I am saying 'practical difficulty' because we do not know how to do seva. We try to do service according to our desire and we limit the field of service to one level. Because of this limitation I consider seva as a practical difficulty. When seva is taken as a limitless field and there is preparation for service emotionally, theoretically, intellectually, socially, physically and mentally, then seva is successful in uplifting humanity.
To our sannyasins I want to say that in order to perfect seva there should be preparation. To perfect seva you should be healthy, and for that you should practise whatever yoga is needed. Asana, mantra japa, meditation, tapas, self-study, devotion, action should all be done with the aim of self-realisation.
Now, there is a need to live that aim, because already a lot of water has flowed under the bridge. In this age, the scriptures say that there are only two ways to attain God. One way is through karma and the other way is through bhakti, devotion. In this age we cannot just do sadhana and manifest a new creation and a new heaven like Visvamitra did. In this age we cannot relate ourselves to divine beings just by doing japa and meditation. That is not the need of this age.
The need of this age is to have an attitude of seva towards others. When there is an attitude of seva then compassion, affection, Jove and devotion happen spontaneously. I believe that if it happens, and continues, then one day seva will become the new dharma. My belief is that going to temples and having darshan of divine beings is not real darshan. The actual darshan lies within mankind itself. Why can't we have the attitude that the woman who sweeps the roads and cleans the shit is our Lakshmi, our Parvati and our Uma? And that the man who works, who begs, who has no place to live, is our Narayana, Vishnu, Shiva and Indra.? If we can awaken this attitude then our life will definitely be fulfilled and if we can't become a sun, at least we can become a candle flame.
In Paramahamsaji's old diary there is a story. Once, when the sun was setting, he was feeling a bit sorrowful and was thinking, "When I have gone, there will be darkness in the world. Who will give them Light?" Then he saw that in one corner of the earth a small flame was shining. The flame said to the sun, "Oh God, I can see your concern clearly in your face. Even though I am very small, I can definitely try, in your absence, to always shine according to my ability. I will try to fight the darkness." When the sun heard this he blessed the flame and said, "Whenever you shine you will spread light."

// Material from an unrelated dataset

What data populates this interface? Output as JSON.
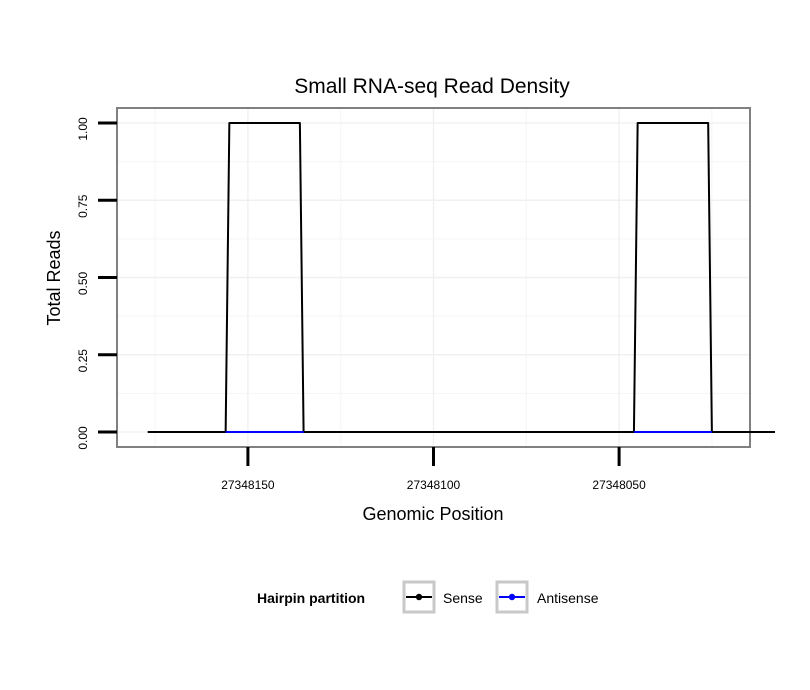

We can try to illumine ourselves and we can fight the darkness which is spreading nowadays in society and the world, which is not only ignorance but also a darkness of the emotions of mankind. In this progression there is only one way to give light, and that is seva. This is the inspiration that I received.
Now we shall see how successful we can be. I want to say clearly to the sannyasins that if they have come here for sadhana or if they are staying here for sadhana then they can find another place. This place is not for sadhana. If they want to relate themselves with God or with mankind, then they should be ready to renounce everything and just keep seva in their lives.
The day a man receives the inspiration to follow a new path is the day of his rebirth. Gurudev Paramahamsa Satyanandaji gave me the inspiration to follow this path at the time of my sannyasa initiation. Maybe at that time it was in the form of a seed and on the 11th of January this year, this seed became a small seedling. It took twenty-five years to sprout. Maybe it will take another twenty-five years to become a sapling. Maybe it will take another hundred years for it to become a tree, but the ground is broken, the process has begun. That is why I said you are not celebrating the birthday of the living person. The day you do celebrate the birthday of the living person, then I will definitely participate with my whole heart.